Ce qui ne doit pas être mis dans le filtre

Nous avons tiré une leçon de l'ancienne installation. Nous découpons régulièrement du carton pour nos emballages, et ce carton encrasse les filtres du système d'aspiration. Nous avions préalablement vérifié auprès de notre constructeur d'installations que nous pouvions l'aspirer via le système. Mais il ne s'agit pas nécessairement de carton : il peut s'agir de bandes de chant provenant de la plaqueuse de chants, de chutes provenant de la scie à format ou encore de copeaux de plastique. Tout ce qui est léger, plat et long passe par le conduit et finit par se coincer quelque part.

C'est pourquoi, dans la nouvelle installation, un séparateur de matières est placé juste après l'scie à format, c'est-à-dire bien en amont du filtre. Sans lui, tout parcourt tout le chemin jusqu'à l'installation, et ce qui reste en chemin n'est détecté que lorsque l'aspiration faiblit.

Séparateur de matières dans la conduite d'aspiration, juste derrière l'scie à format, à côté duquel se trouve une caisse contenant les chutes
Retient ce qui ne doit pas passer dans le filtre : le séparateur de matières situé derrière le scie à format

Il y a encore de la marge

Huit machines sont raccordées à l'installation, et neuf tuyaux ont été posés. Le neuvième est déjà en place pour la prochaine machine, et le système de commande est conçu pour prendre en charge jusqu'à seize machines. Il faudra néanmoins intégrer chaque machine supplémentaire au système de commande ultérieurement, puis réajuster l'installation en conséquence.

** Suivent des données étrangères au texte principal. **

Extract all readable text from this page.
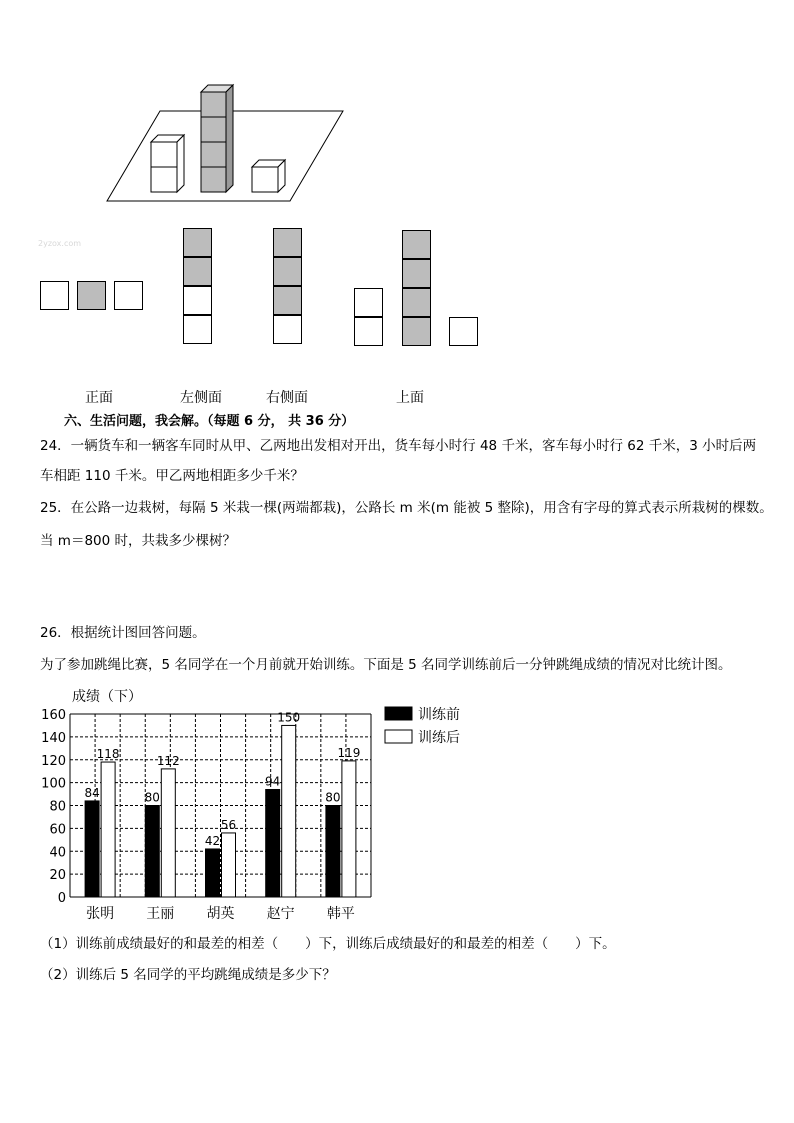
2yzox.com
正面	左侧面	右侧面	上面
六、生活问题，我会解。（每题 6 分， 共 36 分）
24．一辆货车和一辆客车同时从甲、乙两地出发相对开出，货车每小时行 48 千米，客车每小时行 62 千米，3 小时后两
车相距 110 千米。甲乙两地相距多少千米？
25．在公路一边栽树，每隔 5 米栽一棵(两端都栽)，公路长 m 米(m 能被 5 整除)，用含有字母的算式表示所栽树的棵数。
当 m＝800 时，共栽多少棵树？
26．根据统计图回答问题。
为了参加跳绳比赛，5 名同学在一个月前就开始训练。下面是 5 名同学训练前后一分钟跳绳成绩的情况对比统计图。
成绩（下）
0
20
40
60
80
100
120
140
160
84
118
张明
80
112
王丽
42
56
胡英
94
150
赵宁
80
119
韩平
训练前
训练后
（1）训练前成绩最好的和最差的相差（　　）下，训练后成绩最好的和最差的相差（　　）下。
（2）训练后 5 名同学的平均跳绳成绩是多少下？
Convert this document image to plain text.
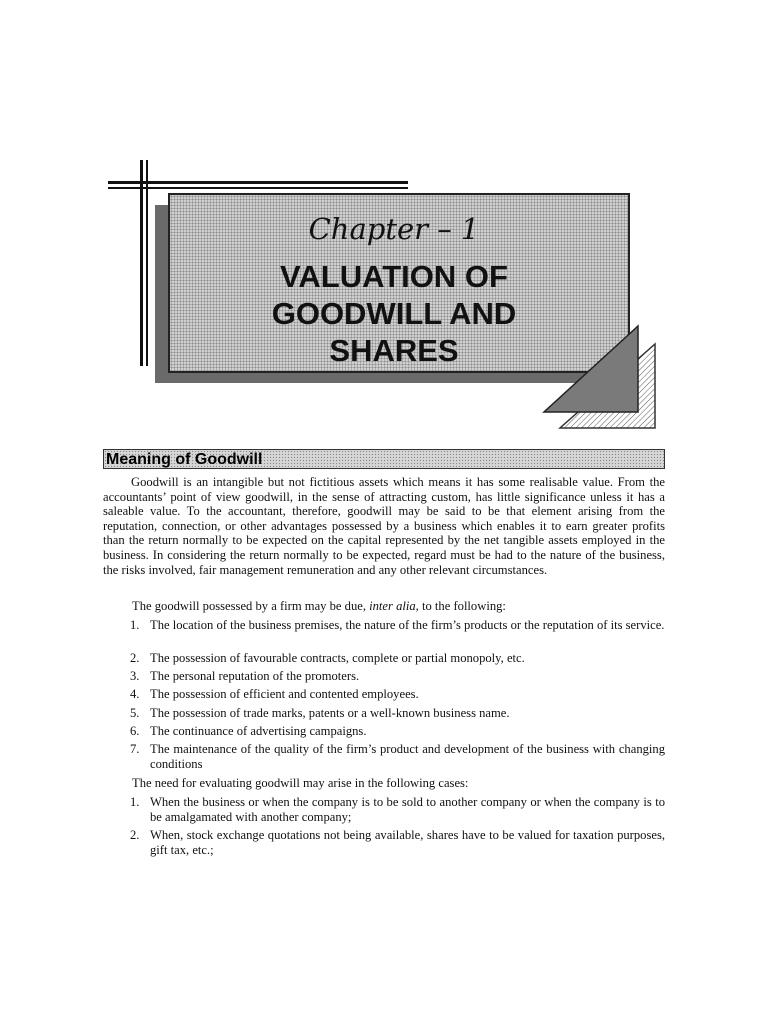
Chapter – 1
VALUATION OF
GOODWILL AND
SHARES
Meaning of Goodwill

Goodwill is an intangible but not fictitious assets which means it has some realisable value. From the accountants’ point of view goodwill, in the sense of attracting custom, has little significance unless it has a saleable value. To the accountant, therefore, goodwill may be said to be that element arising from the reputation, connection, or other advantages possessed by a business which enables it to earn greater profits than the return normally to be expected on the capital represented by the net tangible assets employed in the business. In considering the return normally to be expected, regard must be had to the nature of the business, the risks involved, fair management remuneration and any other relevant circumstances.

The goodwill possessed by a firm may be due, inter alia, to the following:

1. The location of the business premises, the nature of the firm’s products or the reputation of its service.
2. The possession of favourable contracts, complete or partial monopoly, etc.
3. The personal reputation of the promoters.
4. The possession of efficient and contented employees.
5. The possession of trade marks, patents or a well-known business name.
6. The continuance of advertising campaigns.
7. The maintenance of the quality of the firm’s product and development of the business with changing conditions

The need for evaluating goodwill may arise in the following cases:

1. When the business or when the company is to be sold to another company or when the company is to be amalgamated with another company;
2. When, stock exchange quotations not being available, shares have to be valued for taxation purposes, gift tax, etc.;
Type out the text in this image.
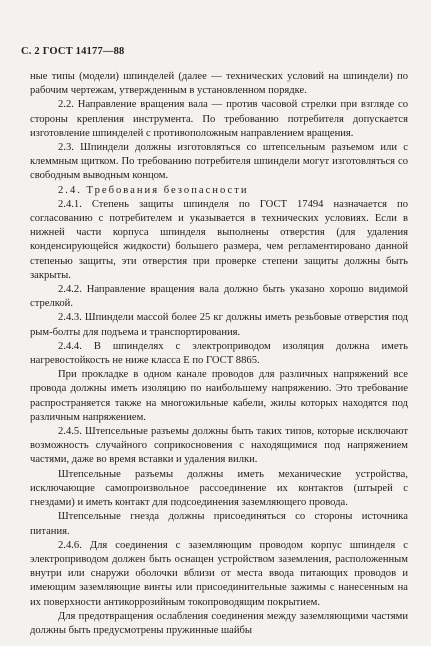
С. 2 ГОСТ 14177—88

ные типы (модели) шпинделей (далее — технических условий на шпиндели) по рабочим чертежам, утвержденным в установленном порядке.

2.2. Направление вращения вала — против часовой стрелки при взгляде со стороны крепления инструмента. По требованию потребителя допускается изготовление шпинделей с противоположным направлением вращения.

2.3. Шпиндели должны изготовляться со штепсельным разъемом или с клеммным щитком. По требованию потребителя шпиндели могут изготовляться со свободным выводным концом.

2.4. Требования безопасности

2.4.1. Степень защиты шпинделя по ГОСТ 17494 назначается по согласованию с потребителем и указывается в технических условиях. Если в нижней части корпуса шпинделя выполнены отверстия (для удаления конденсирующейся жидкости) большего размера, чем регламентировано данной степенью защиты, эти отверстия при проверке степени защиты должны быть закрыты.

2.4.2. Направление вращения вала должно быть указано хорошо видимой стрелкой.

2.4.3. Шпиндели массой более 25 кг должны иметь резьбовые отверстия под рым-болты для подъема и транспортирования.

2.4.4. В шпинделях с электроприводом изоляция должна иметь нагревостойкость не ниже класса Е по ГОСТ 8865.

При прокладке в одном канале проводов для различных напряжений все провода должны иметь изоляцию по наибольшему напряжению. Это требование распространяется также на многожильные кабели, жилы которых находятся под различным напряжением.

2.4.5. Штепсельные разъемы должны быть таких типов, которые исключают возможность случайного соприкосновения с находящимися под напряжением частями, даже во время вставки и удаления вилки.

Штепсельные разъемы должны иметь механические устройства, исключающие самопроизвольное рассоединение их контактов (штырей с гнездами) и иметь контакт для подсоединения заземляющего провода.

Штепсельные гнезда должны присоединяться со стороны источника питания.

2.4.6. Для соединения с заземляющим проводом корпус шпинделя с электроприводом должен быть оснащен устройством заземления, расположенным внутри или снаружи оболочки вблизи от места ввода питающих проводов и имеющим заземляющие винты или присоединительные зажимы с нанесенным на их поверхности антикоррозийным токопроводящим покрытием.

Для предотвращения ослабления соединения между заземляющими частями должны быть предусмотрены пружинные шайбы
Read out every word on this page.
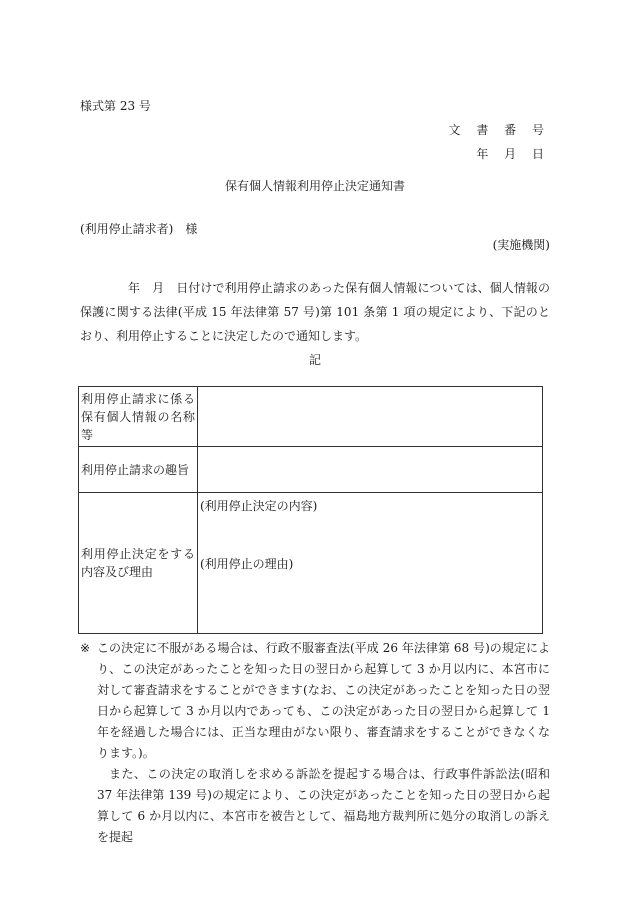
様式第 23 号
文 書 番 号
年 月 日
保有個人情報利用停止決定通知書
(利用停止請求者)　様
(実施機関)

年　月　日付けで利用停止請求のあった保有個人情報については、個人情報の保護に関する法律(平成 15 年法律第 57 号)第 101 条第 1 項の規定により、下記のとおり、利用停止することに決定したので通知します。

記
利用停止請求に係る保有個人情報の名称等	
利用停止請求の趣旨	
利用停止決定をする内容及び理由	(利用停止決定の内容)
(利用停止の理由)

※ この決定に不服がある場合は、行政不服審査法(平成 26 年法律第 68 号)の規定により、この決定があったことを知った日の翌日から起算して 3 か月以内に、本宮市に対して審査請求をすることができます(なお、この決定があったことを知った日の翌日から起算して 3 か月以内であっても、この決定があった日の翌日から起算して 1 年を経過した場合には、正当な理由がない限り、審査請求をすることができなくなります。)。

また、この決定の取消しを求める訴訟を提起する場合は、行政事件訴訟法(昭和 37 年法律第 139 号)の規定により、この決定があったことを知った日の翌日から起算して 6 か月以内に、本宮市を被告として、福島地方裁判所に処分の取消しの訴えを提起
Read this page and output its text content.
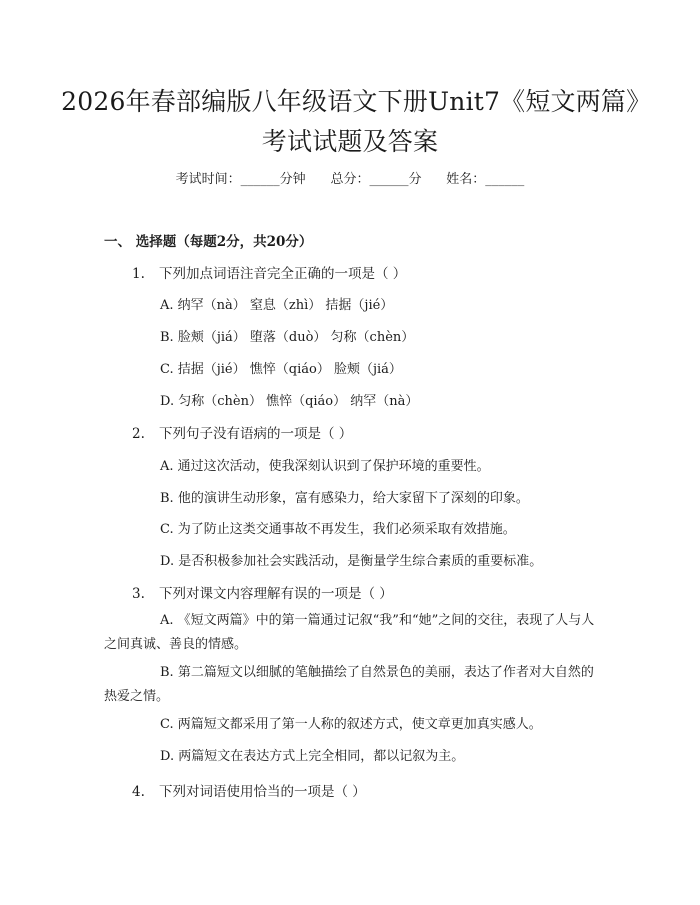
2026年春部编版八年级语文下册Unit7《短文两篇》考试试题及答案
考试时间：______分钟 总分：______分 姓名：______
一、 选择题（每题2分，共20分）
1. 下列加点词语注音完全正确的一项是（ ）
A. 纳罕（nà） 窒息（zhì） 拮据（jié）
B. 脸颊（jiá） 堕落（duò） 匀称（chèn）
C. 拮据（jié） 憔悴（qiáo） 脸颊（jiá）
D. 匀称（chèn） 憔悴（qiáo） 纳罕（nà）
2. 下列句子没有语病的一项是（ ）
A. 通过这次活动，使我深刻认识到了保护环境的重要性。
B. 他的演讲生动形象，富有感染力，给大家留下了深刻的印象。
C. 为了防止这类交通事故不再发生，我们必须采取有效措施。
D. 是否积极参加社会实践活动，是衡量学生综合素质的重要标准。
3. 下列对课文内容理解有误的一项是（ ）
A. 《短文两篇》中的第一篇通过记叙“我”和“她”之间的交往，表现了人与人之间真诚、善良的情感。
B. 第二篇短文以细腻的笔触描绘了自然景色的美丽，表达了作者对大自然的热爱之情。
C. 两篇短文都采用了第一人称的叙述方式，使文章更加真实感人。
D. 两篇短文在表达方式上完全相同，都以记叙为主。
4. 下列对词语使用恰当的一项是（ ）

Pour changer les sacs, il faut retirer les bacs à copeaux. L'espace situé devant doit rester libre en permanence sur la plate-forme, mais en contrepartie, l'installation n'est pas exposée à l'extérieur, où elle serait soumise à la chaleur, au froid et aux intempéries.

Ce que nous n'avons pas encore décidé

Chez nous, les copeaux sont collectés dans des bacs équipés de sacs à copeaux. Une presse à briquettes serait une option envisageable : elle permettrait de réduire le volume des copeaux et de les transformer directement en combustible.

Deux éléments s'y opposent dans notre cas. Avec nos volumes, la quantité de copeaux produite est trop faible pour que la presse soit rentable. De plus, nous découpons régulièrement d'autres matériaux, comme du carton et parfois des plastiques. Personne ne peut utiliser comme combustible ce qui en résulte après compression.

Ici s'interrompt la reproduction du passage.